Frank was shaking his head. “You’re real big on this ‘we’ business, aren’t you?”

“Drive me to the Vanishing Point and I will take care of everything. Once there, you need no longer be involved, nor will you be an object of interest to the forces of Evil any longer.”

“That’s all we’ve got to do, huh? Where is this Vanishing Point, anyway? I take it, somewhere close to Vegas?”

“It moves around. At the moment, it is indeed in the vicinity of the place you call Las Vegas. Its motions are complex and difficult to predict.”

“I’ll bet. And this Spinner, it’s at this Vanishing Point?”

“Yes.” Mouse looked relieved. “Now you understand!”

“No, I do not understand. I don’t understand a damn thing. But I didn’t understand those rat-creatures that tried to get at us, either, and they were real enough.” He glanced back. “You’re real enough. So even though I don’t understand, I guess at least part of what you’re talking about must be real, too.

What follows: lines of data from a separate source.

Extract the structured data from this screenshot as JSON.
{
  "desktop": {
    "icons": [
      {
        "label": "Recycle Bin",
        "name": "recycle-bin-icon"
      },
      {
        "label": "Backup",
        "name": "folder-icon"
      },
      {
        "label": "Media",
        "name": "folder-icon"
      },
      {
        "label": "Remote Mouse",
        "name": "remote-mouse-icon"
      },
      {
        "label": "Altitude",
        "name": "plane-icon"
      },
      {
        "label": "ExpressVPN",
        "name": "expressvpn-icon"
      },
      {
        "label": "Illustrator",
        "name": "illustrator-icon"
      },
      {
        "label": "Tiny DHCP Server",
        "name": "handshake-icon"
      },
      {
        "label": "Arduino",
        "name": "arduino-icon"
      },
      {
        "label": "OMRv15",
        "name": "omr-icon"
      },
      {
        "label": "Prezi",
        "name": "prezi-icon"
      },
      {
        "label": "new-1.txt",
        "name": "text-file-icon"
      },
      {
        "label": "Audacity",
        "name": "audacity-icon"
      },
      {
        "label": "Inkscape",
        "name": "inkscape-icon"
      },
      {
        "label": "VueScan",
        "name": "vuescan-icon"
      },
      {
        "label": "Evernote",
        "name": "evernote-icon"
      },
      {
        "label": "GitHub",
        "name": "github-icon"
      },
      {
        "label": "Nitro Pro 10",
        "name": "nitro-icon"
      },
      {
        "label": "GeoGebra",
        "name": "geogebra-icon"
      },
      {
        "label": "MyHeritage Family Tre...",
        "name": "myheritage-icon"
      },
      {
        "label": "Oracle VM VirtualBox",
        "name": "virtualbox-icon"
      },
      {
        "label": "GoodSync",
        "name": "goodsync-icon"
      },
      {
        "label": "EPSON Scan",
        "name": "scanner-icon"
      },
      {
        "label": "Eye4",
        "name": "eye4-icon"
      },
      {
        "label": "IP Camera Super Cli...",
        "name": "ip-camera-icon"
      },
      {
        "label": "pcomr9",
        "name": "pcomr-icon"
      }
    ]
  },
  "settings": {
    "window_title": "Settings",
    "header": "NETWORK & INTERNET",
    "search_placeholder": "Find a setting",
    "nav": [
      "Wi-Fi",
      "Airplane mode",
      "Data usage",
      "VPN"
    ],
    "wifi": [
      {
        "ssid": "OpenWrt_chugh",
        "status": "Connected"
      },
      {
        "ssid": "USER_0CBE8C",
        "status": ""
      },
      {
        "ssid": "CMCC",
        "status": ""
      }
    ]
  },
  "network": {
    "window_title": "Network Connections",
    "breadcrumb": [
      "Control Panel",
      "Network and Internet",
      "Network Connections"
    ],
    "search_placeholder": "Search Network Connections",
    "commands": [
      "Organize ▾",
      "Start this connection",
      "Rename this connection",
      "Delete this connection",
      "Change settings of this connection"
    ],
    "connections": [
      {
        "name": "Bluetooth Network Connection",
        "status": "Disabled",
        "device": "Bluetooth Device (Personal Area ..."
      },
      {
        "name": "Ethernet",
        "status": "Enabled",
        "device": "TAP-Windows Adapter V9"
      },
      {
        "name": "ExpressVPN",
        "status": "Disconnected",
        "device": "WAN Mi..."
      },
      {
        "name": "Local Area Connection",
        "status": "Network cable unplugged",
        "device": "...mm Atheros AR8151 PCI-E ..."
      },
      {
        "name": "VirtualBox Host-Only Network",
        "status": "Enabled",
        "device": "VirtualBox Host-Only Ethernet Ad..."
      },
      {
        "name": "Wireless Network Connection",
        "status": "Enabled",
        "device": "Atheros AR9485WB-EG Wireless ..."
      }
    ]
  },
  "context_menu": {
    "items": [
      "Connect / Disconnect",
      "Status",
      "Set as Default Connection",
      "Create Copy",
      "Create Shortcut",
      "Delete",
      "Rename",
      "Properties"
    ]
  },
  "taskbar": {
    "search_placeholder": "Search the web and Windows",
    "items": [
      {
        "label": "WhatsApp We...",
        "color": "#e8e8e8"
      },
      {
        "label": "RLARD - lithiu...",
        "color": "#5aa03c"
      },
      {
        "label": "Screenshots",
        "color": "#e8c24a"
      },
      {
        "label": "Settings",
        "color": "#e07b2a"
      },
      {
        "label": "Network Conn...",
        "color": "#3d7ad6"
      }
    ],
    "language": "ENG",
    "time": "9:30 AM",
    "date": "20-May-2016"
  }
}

“How do I know we can trust you? How do we know you’re not lying about all of this? It’d be easy just to kick you out, right here, and forget about you.”

“Easy enough, until your whole world accelerated its descent into madness and destruction.”

“Look, why should I have to take that kind of responsibility? I didn’t ask for it. I don’t want it!”

“Frank,” said Alicia calmingly, “we’re going to Las Vegas anyway. Aren’t we?”

He slumped in the padded seat. “I used to think so.”

It was still unnaturally dark outside. Nothing else materialized to assault the motor home. After a while the peculiar thin storm clouds began to break up and fade away.

“What happened to Baker?” he asked.

Mouse blinked. “What?”

“Baker,” he repeated patiently. “We were supposed to have passed a little town called Baker.”

“Then we probably did, only we are no longer on its line of existence. Your reality has already begun to fray.”

He shook his head dubiously. “I can’t get used to this idea of reality coming to pieces like an old suit. What about Las Vegas? Are you saying it doesn’t exist for us any longer, either?”